Rather than insisting on the exceptional nature of Marine Corps culture, O'Connell would have done better to set it in the context of legends and lore propagated by every armed service. The USMC, like all branches of the American military, seeks to use the media to trump its competitors in gaining a bigger share of the military budget. If Marines have cultivated an image expressed in the idea that "It's hard to be humble, when you are the best," the Corps, from the commandant down, has been a team player that fights the enemies of the state, whoever they may be. Marines today train for general purpose warfare as well as for insurgencies and small wars. They plan for nuclear warfare as well as amphibious raids, and they plead for the best technology, including heavy artillery, tanks, and superior fighter planes. All the services do the same.

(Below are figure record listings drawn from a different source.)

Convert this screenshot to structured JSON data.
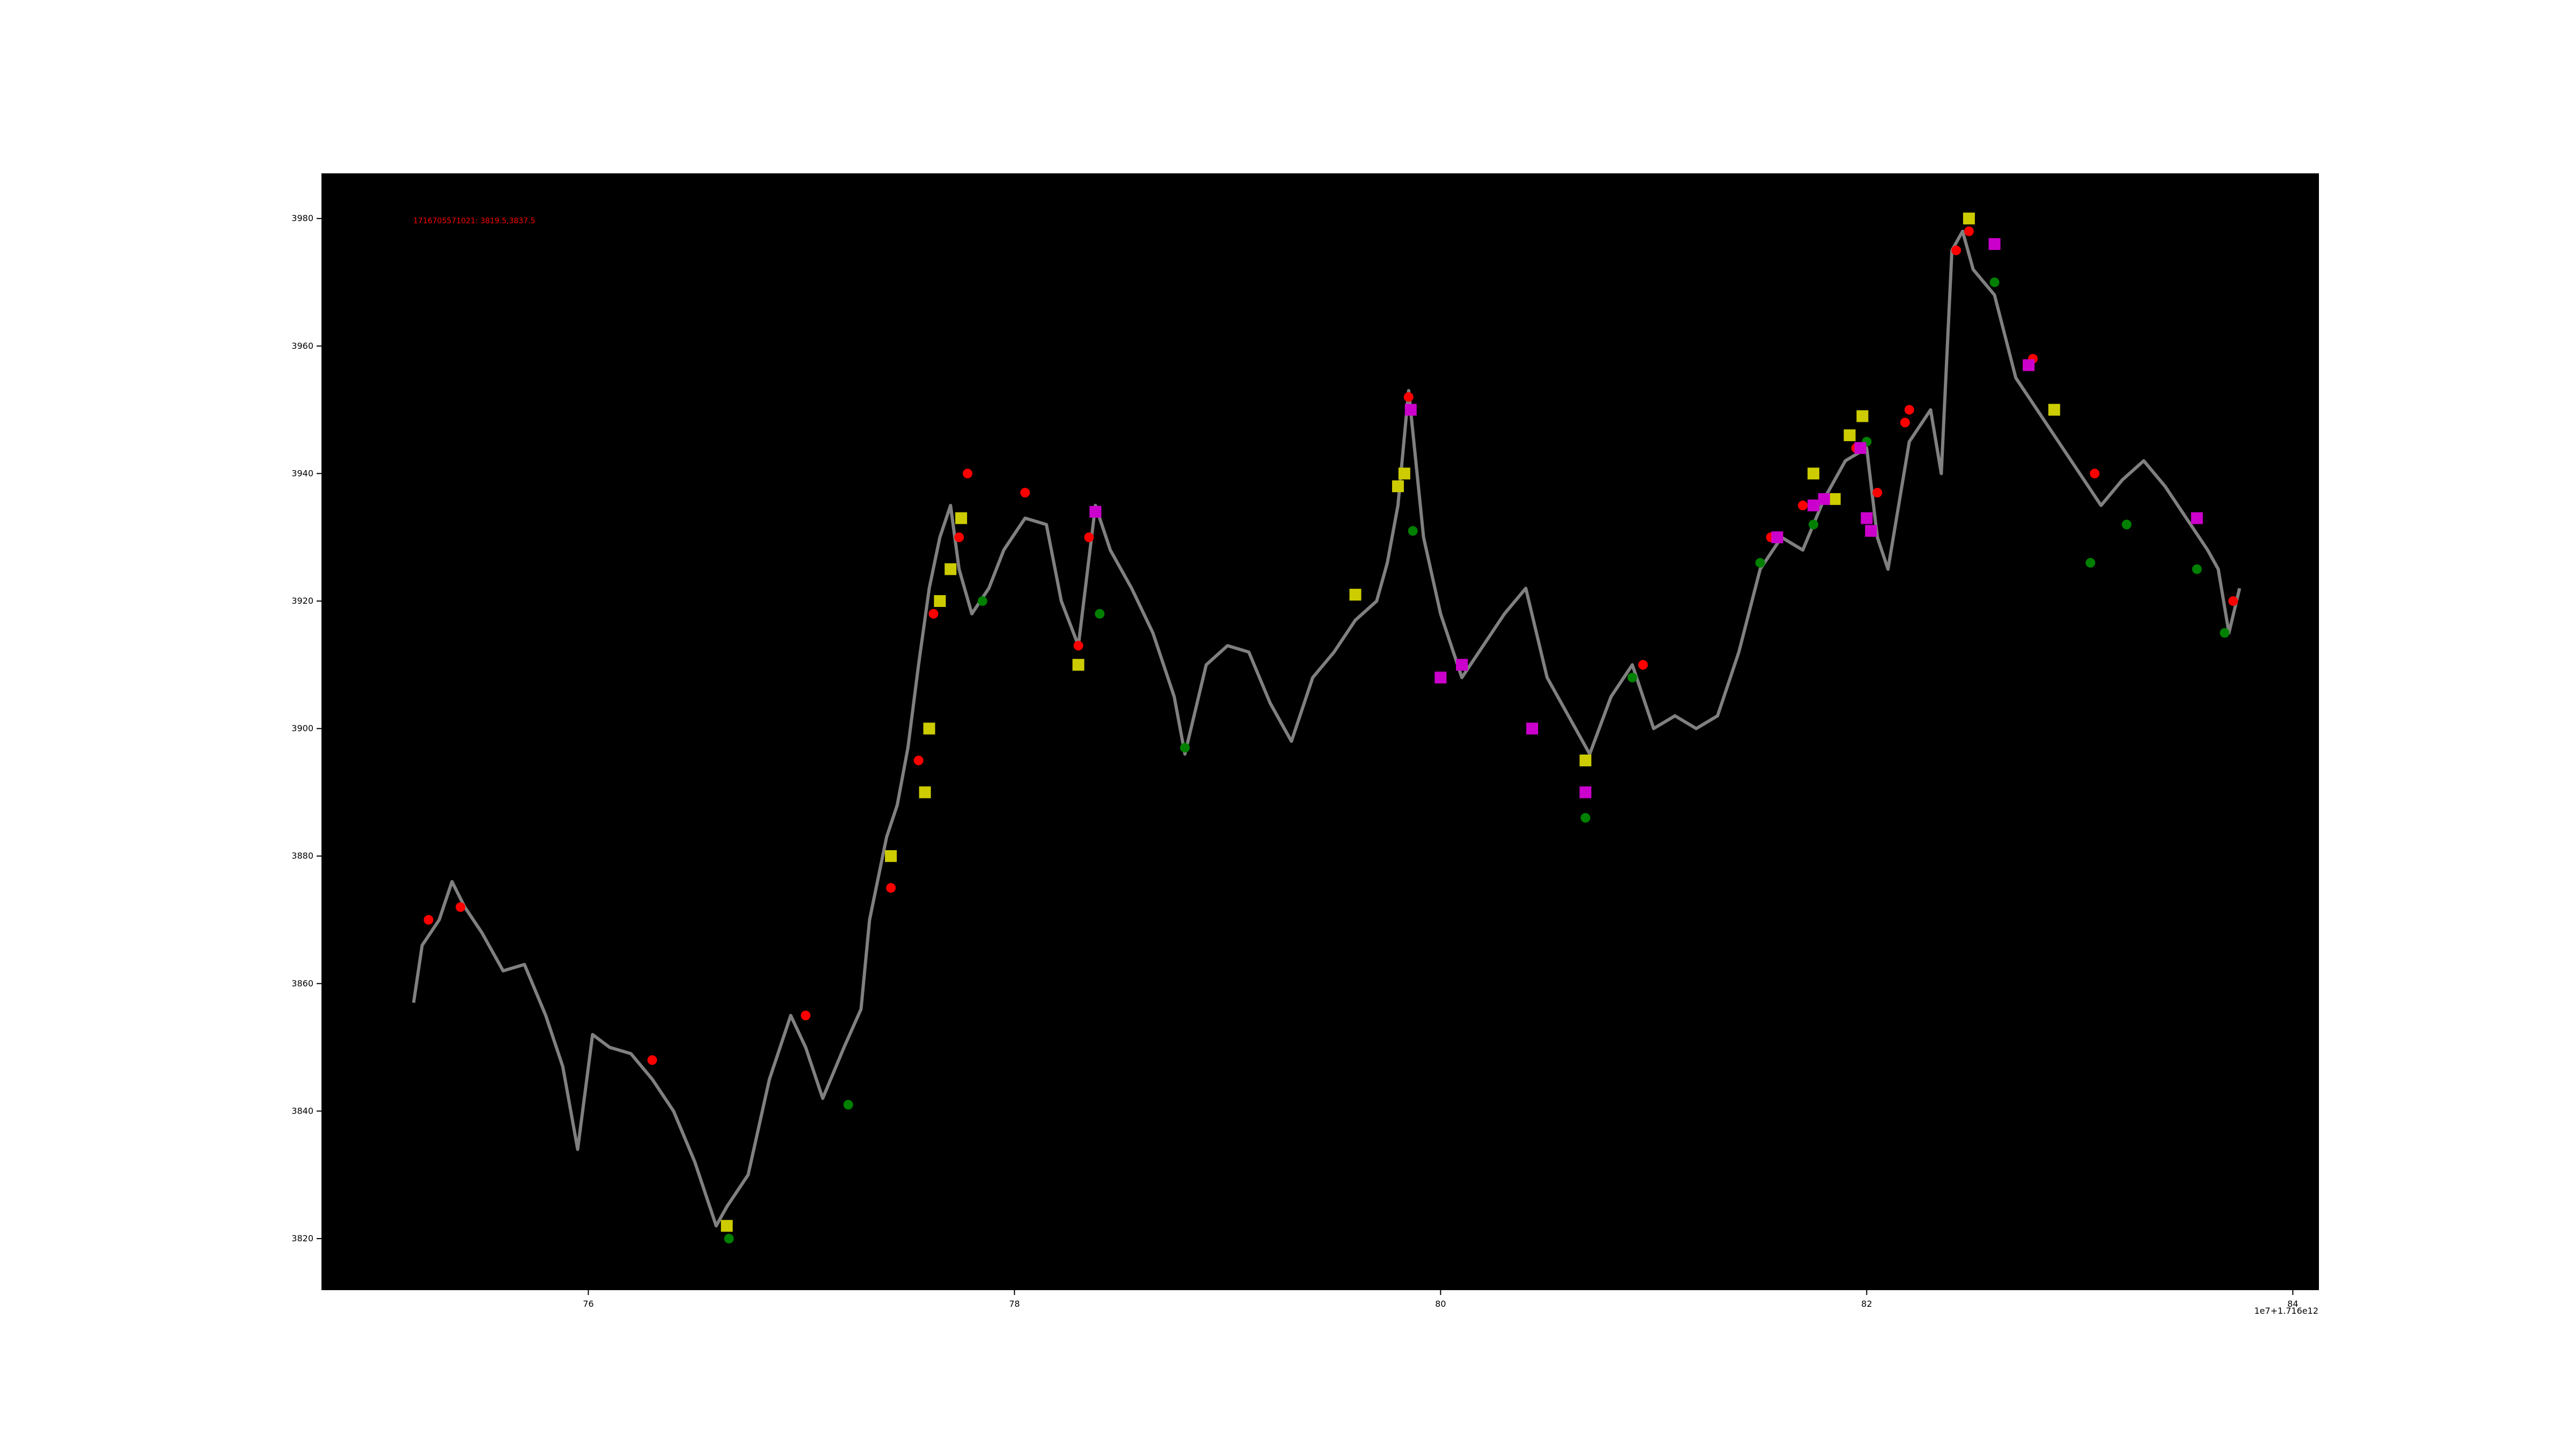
{
  "chart_data": {
    "type": "scatter",
    "annotation": "1716705571021: 3819.5,3837.5",
    "x_offset_label": "1e7+1.716e12",
    "xlim": [
      74.75,
      84.12
    ],
    "ylim": [
      3812,
      3987
    ],
    "xticks": [
      76,
      78,
      80,
      82,
      84
    ],
    "yticks": [
      3820,
      3840,
      3860,
      3880,
      3900,
      3920,
      3940,
      3960,
      3980
    ],
    "grid": false,
    "legend": "none",
    "colors": {
      "background": "#000000",
      "price": "#808080",
      "buy": "#ff0000",
      "sell": "#008000",
      "entry": "#cccc00",
      "exit": "#cc00cc",
      "annotation": "#ff0000"
    },
    "series": [
      {
        "role": "price",
        "x": [
          75.18,
          75.22,
          75.3,
          75.36,
          75.42,
          75.5,
          75.6,
          75.7,
          75.8,
          75.88,
          75.95,
          76.02,
          76.1,
          76.2,
          76.3,
          76.4,
          76.5,
          76.6,
          76.65,
          76.75,
          76.85,
          76.95,
          77.02,
          77.1,
          77.2,
          77.28,
          77.32,
          77.4,
          77.45,
          77.5,
          77.55,
          77.6,
          77.65,
          77.7,
          77.74,
          77.8,
          77.88,
          77.95,
          78.05,
          78.15,
          78.22,
          78.3,
          78.38,
          78.45,
          78.55,
          78.65,
          78.75,
          78.8,
          78.9,
          79.0,
          79.1,
          79.2,
          79.3,
          79.4,
          79.5,
          79.6,
          79.7,
          79.75,
          79.8,
          79.85,
          79.92,
          80.0,
          80.1,
          80.2,
          80.3,
          80.4,
          80.5,
          80.6,
          80.7,
          80.8,
          80.9,
          81.0,
          81.1,
          81.2,
          81.3,
          81.4,
          81.5,
          81.6,
          81.7,
          81.8,
          81.9,
          82.0,
          82.05,
          82.1,
          82.2,
          82.3,
          82.35,
          82.4,
          82.45,
          82.5,
          82.6,
          82.7,
          82.8,
          82.9,
          83.0,
          83.1,
          83.2,
          83.3,
          83.4,
          83.5,
          83.6,
          83.65,
          83.7,
          83.75
        ],
        "y": [
          3857,
          3866,
          3870,
          3876,
          3872,
          3868,
          3862,
          3863,
          3855,
          3847,
          3834,
          3852,
          3850,
          3849,
          3845,
          3840,
          3832,
          3822,
          3825,
          3830,
          3845,
          3855,
          3850,
          3842,
          3850,
          3856,
          3870,
          3883,
          3888,
          3897,
          3910,
          3922,
          3930,
          3935,
          3925,
          3918,
          3922,
          3928,
          3933,
          3932,
          3920,
          3913,
          3935,
          3928,
          3922,
          3915,
          3905,
          3896,
          3910,
          3913,
          3912,
          3904,
          3898,
          3908,
          3912,
          3917,
          3920,
          3926,
          3935,
          3953,
          3930,
          3918,
          3908,
          3913,
          3918,
          3922,
          3908,
          3902,
          3896,
          3905,
          3910,
          3900,
          3902,
          3900,
          3902,
          3912,
          3925,
          3930,
          3928,
          3936,
          3942,
          3944,
          3930,
          3925,
          3945,
          3950,
          3940,
          3975,
          3978,
          3972,
          3968,
          3955,
          3950,
          3945,
          3940,
          3935,
          3939,
          3942,
          3938,
          3933,
          3928,
          3925,
          3915,
          3922
        ]
      },
      {
        "role": "buy",
        "x": [
          75.25,
          75.4,
          76.3,
          77.02,
          77.42,
          77.55,
          77.62,
          77.74,
          77.78,
          78.05,
          78.3,
          78.35,
          79.85,
          80.95,
          81.55,
          81.7,
          81.95,
          82.05,
          82.18,
          82.2,
          82.42,
          82.48,
          82.78,
          83.07,
          83.72
        ],
        "y": [
          3870,
          3872,
          3848,
          3855,
          3875,
          3895,
          3918,
          3930,
          3940,
          3937,
          3913,
          3930,
          3952,
          3910,
          3930,
          3935,
          3944,
          3937,
          3948,
          3950,
          3975,
          3978,
          3958,
          3940,
          3920
        ]
      },
      {
        "role": "sell",
        "x": [
          76.66,
          77.22,
          77.85,
          78.4,
          78.8,
          79.87,
          80.68,
          80.9,
          81.5,
          81.75,
          82.0,
          82.6,
          83.05,
          83.22,
          83.55,
          83.68
        ],
        "y": [
          3820,
          3841,
          3920,
          3918,
          3897,
          3931,
          3886,
          3908,
          3926,
          3932,
          3945,
          3970,
          3926,
          3932,
          3925,
          3915
        ]
      },
      {
        "role": "entry",
        "x": [
          76.65,
          77.42,
          77.58,
          77.6,
          77.65,
          77.7,
          77.75,
          78.3,
          79.6,
          79.8,
          79.83,
          80.68,
          81.75,
          81.85,
          81.92,
          81.98,
          82.48,
          82.88
        ],
        "y": [
          3822,
          3880,
          3890,
          3900,
          3920,
          3925,
          3933,
          3910,
          3921,
          3938,
          3940,
          3895,
          3940,
          3936,
          3946,
          3949,
          3980,
          3950
        ]
      },
      {
        "role": "exit",
        "x": [
          78.38,
          79.86,
          80.0,
          80.1,
          80.43,
          80.68,
          81.58,
          81.75,
          81.8,
          81.97,
          82.0,
          82.02,
          82.6,
          82.76,
          83.55
        ],
        "y": [
          3934,
          3950,
          3908,
          3910,
          3900,
          3890,
          3930,
          3935,
          3936,
          3944,
          3933,
          3931,
          3976,
          3957,
          3933
        ]
      }
    ]
  }
}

Aaron O'Connell has performed a long overdue service in scrutinizing the stereotypes of the USMC and assessing their validity. It is disappointing that he so often perpetuates the more extreme myths of life in the Corps and implies that a single template applies to each individual Marine. He does not recognize various sources of friction, such as cliques within the ranks, including among the generals, or internal strife among the various specialties and units, especially in the air-ground teams. These and many other issues go unaddressed here, leaving readers with an incomplete and simplistic picture of a complicated organization. Nonetheless, Underdogs should be the starting place for anyone interested in the evolution of the Marine Corps in image and reality in the mid-twentieth century.

[1] Originally a 2009 Yale PhD dissertation.

[2] The yet smaller US Coast Guard is dismissed in a footnote (2n2).

[3] Cf. his "A Harsh and Spiritual Unity: A New Look at Culture and Battle in the Marine Corps' Pacific War," Int'l Journal of Naval History 7.3 (2008).

[4] The eighteen-year-old Newman wrote in June 1945 to the general commanding 4th Marine Division about the death of her brother at Iwo Jima, whereupon Gen. Clifton Cates sent a Marine Corps escort with gifts to attend her birthday; this was well reported in the press.

[5] See, esp., Steven T. Ross, American War Plans 1945–1950 (1988; rpt. Portland, OR: Frank Cass, 1996) 49, 67–70, 88–90, and Marine Corps Objective Plan 1961 (22 Jan 58), NARA RG127/60A2514/Box 1.